Organizational change, combined with massive societal change, has resulted in not only new roles but also an increased number of roles that each person must internalize and act upon (Drucker, 1992).
Social identity theory concentrates on individual roles within a
group context so for change, you can generally treat the same group such as Finance, the same way. You can expect similar norm in responses from the group and concerns from the group.
Whereas organizational change includes a typical set of reactions, so do individual reactions.
Individual reactions differ in that an emotional reaction results in a behavioral reaction (such as more sick days) and this drives a reaction within the organization (increased call handle time due to absenteeism, increased human resource costs, etc.)
The change management process must include organizational change features but also identify groups and, reliant upon those groups supervisors, identify individual change plans for each person affected.
Change we are talking about is innovation but in fact any change results in disruption and requires a change or adoption, by others.

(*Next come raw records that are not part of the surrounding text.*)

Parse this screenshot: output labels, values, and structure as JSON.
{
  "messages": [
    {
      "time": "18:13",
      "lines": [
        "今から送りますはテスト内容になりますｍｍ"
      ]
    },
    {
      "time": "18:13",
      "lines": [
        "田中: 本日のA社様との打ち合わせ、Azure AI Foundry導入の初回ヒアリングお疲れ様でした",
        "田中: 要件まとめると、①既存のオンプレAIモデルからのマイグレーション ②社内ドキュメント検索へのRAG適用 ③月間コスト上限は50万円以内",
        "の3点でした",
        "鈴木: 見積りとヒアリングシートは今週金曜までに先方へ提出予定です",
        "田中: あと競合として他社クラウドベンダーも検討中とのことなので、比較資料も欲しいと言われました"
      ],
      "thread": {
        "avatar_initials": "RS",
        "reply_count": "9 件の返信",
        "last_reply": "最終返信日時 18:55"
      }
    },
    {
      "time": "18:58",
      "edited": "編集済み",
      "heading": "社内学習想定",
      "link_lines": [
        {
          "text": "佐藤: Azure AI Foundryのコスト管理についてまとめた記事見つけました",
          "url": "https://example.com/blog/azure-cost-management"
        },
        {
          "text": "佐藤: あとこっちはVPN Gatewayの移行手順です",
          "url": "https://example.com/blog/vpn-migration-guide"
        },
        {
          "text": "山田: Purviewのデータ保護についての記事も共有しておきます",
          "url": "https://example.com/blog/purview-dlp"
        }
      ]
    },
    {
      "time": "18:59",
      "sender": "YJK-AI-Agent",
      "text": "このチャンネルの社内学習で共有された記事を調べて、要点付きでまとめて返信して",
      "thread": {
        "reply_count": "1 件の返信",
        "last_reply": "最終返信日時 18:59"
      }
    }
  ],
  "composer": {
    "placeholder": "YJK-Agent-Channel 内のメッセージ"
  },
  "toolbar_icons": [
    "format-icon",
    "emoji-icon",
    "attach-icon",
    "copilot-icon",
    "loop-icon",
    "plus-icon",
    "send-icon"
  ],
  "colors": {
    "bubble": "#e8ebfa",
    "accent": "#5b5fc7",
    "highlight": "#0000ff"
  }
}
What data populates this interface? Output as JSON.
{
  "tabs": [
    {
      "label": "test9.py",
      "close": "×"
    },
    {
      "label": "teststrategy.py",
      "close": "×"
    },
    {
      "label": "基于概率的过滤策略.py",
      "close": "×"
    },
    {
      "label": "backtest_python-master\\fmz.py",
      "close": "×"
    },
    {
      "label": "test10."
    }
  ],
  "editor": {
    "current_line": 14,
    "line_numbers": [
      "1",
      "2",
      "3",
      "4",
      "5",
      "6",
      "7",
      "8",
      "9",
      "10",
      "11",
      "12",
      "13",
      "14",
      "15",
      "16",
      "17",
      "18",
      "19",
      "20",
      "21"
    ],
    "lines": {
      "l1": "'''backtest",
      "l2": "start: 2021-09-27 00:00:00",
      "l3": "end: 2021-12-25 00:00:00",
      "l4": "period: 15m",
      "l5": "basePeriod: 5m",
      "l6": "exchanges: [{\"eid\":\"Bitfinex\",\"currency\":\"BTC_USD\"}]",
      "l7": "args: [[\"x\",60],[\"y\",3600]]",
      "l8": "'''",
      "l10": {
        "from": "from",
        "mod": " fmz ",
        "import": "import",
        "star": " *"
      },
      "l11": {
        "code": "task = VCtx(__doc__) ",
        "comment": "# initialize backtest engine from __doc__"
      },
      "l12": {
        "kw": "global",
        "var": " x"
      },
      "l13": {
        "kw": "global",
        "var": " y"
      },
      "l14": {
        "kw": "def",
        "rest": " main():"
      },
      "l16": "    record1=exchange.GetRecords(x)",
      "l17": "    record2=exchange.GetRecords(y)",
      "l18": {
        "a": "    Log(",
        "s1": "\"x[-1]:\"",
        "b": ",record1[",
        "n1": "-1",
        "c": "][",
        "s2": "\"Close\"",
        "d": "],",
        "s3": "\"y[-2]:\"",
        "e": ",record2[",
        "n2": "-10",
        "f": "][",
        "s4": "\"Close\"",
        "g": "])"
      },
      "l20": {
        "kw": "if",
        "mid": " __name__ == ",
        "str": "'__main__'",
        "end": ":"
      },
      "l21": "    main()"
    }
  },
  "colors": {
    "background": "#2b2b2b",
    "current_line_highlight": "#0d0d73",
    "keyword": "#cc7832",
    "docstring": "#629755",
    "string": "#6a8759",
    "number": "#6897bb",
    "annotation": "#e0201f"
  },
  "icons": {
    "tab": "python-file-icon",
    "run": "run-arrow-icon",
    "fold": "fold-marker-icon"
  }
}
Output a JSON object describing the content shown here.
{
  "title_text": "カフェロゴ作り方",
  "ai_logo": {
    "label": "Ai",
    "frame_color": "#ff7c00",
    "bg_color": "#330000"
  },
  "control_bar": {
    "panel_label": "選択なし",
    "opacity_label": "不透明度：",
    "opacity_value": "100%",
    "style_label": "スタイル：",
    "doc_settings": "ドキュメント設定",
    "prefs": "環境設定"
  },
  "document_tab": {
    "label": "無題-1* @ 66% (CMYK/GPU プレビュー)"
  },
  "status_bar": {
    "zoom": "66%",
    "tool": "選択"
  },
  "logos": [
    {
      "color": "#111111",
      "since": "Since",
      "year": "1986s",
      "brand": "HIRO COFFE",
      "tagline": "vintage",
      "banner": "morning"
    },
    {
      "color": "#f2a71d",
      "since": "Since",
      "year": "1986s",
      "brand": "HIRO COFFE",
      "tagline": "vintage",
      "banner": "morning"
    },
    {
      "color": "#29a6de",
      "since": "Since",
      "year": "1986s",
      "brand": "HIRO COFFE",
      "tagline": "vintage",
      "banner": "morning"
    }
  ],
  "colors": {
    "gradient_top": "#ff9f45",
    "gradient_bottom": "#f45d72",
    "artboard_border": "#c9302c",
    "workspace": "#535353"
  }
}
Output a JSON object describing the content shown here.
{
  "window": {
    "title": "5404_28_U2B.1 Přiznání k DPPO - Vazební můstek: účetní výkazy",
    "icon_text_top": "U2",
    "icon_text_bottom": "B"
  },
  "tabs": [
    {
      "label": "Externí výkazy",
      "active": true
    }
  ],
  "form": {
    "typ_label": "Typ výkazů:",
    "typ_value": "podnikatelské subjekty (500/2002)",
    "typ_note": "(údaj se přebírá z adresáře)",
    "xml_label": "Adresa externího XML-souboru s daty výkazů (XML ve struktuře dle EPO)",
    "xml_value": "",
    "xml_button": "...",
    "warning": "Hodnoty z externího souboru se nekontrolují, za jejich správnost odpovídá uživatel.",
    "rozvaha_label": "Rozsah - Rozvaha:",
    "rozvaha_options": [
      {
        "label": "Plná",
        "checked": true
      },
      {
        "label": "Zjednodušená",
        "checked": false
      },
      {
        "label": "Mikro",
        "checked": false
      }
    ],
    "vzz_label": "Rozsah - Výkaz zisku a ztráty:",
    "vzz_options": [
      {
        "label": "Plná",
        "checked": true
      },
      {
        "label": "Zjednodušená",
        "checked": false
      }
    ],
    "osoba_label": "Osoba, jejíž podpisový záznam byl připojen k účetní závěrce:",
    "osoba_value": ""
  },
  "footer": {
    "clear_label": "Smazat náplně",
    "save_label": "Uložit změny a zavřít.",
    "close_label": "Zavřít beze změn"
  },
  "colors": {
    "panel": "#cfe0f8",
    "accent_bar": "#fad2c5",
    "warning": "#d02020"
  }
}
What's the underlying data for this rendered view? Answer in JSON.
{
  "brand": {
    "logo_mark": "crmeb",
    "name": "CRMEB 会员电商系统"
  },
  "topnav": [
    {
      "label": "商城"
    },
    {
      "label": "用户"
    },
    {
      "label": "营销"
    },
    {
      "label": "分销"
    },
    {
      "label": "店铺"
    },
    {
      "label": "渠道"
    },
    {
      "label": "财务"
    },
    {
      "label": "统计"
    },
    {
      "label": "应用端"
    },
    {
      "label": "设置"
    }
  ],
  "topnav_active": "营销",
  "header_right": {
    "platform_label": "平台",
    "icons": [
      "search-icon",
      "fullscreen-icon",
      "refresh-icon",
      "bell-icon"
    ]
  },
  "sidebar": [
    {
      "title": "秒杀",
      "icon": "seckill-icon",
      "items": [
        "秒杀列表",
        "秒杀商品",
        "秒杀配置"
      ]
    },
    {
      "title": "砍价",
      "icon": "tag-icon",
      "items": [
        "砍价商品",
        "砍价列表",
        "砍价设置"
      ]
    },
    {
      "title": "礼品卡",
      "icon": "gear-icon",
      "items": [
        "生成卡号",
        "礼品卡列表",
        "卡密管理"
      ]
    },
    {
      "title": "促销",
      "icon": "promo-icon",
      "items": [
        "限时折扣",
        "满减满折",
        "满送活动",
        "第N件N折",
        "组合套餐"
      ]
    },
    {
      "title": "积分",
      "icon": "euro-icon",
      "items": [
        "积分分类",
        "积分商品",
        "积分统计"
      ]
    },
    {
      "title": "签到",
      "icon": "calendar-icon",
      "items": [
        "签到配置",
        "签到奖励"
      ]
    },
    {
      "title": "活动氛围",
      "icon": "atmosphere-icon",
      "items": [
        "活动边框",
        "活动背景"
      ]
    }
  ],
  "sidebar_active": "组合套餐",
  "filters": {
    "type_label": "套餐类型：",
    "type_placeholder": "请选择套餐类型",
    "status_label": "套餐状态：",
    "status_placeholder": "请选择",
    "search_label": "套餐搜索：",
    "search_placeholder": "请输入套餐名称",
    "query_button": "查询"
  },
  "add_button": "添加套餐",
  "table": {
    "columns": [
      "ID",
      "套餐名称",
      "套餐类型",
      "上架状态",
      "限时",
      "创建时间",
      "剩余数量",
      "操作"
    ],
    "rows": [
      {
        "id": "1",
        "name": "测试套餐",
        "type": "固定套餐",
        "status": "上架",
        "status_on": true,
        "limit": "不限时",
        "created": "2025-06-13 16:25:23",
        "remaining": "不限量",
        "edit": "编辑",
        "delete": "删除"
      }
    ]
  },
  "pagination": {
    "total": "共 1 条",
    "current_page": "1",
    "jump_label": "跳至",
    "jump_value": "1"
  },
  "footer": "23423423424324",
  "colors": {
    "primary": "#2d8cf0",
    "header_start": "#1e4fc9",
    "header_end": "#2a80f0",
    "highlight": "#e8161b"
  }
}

It may seem that planning takes forever but its critical to project success. Often management gets antsy before reporting and training is complete during the planning process. Schedule the timeline for planning and stick to it.
In my experience I’ll be honest, I don’t prefer to let technology drive the planning timeline even if its for an IT project because downstream and indirect change may be missed and, again in my humble experience reporting and training are often skipped over or saved until later, given the “we don’t know what we need yet” statement.
Don’t let the CCB or PMO communicate a change projects progress. If an immediate supervisor can’t communicate what is happening then the organizational change structure isn’t working.
Be prepared to stick with the time, money, and effort needed to identify, flesh out, and implement a change.
Diffusion of Innovations, by Everett Rogers (1995)
In my experience resistance to change often correlates with the person’s time needed to accept change. A laggard is not “bad” or “undesirable”. They are people who need more to feel comfortable with the change. Sometimes some employees simply will not accept change because of their circumstances; that’s OK. Just help them through transition to their next opportunity and don’t blame them. This could just be the last straw.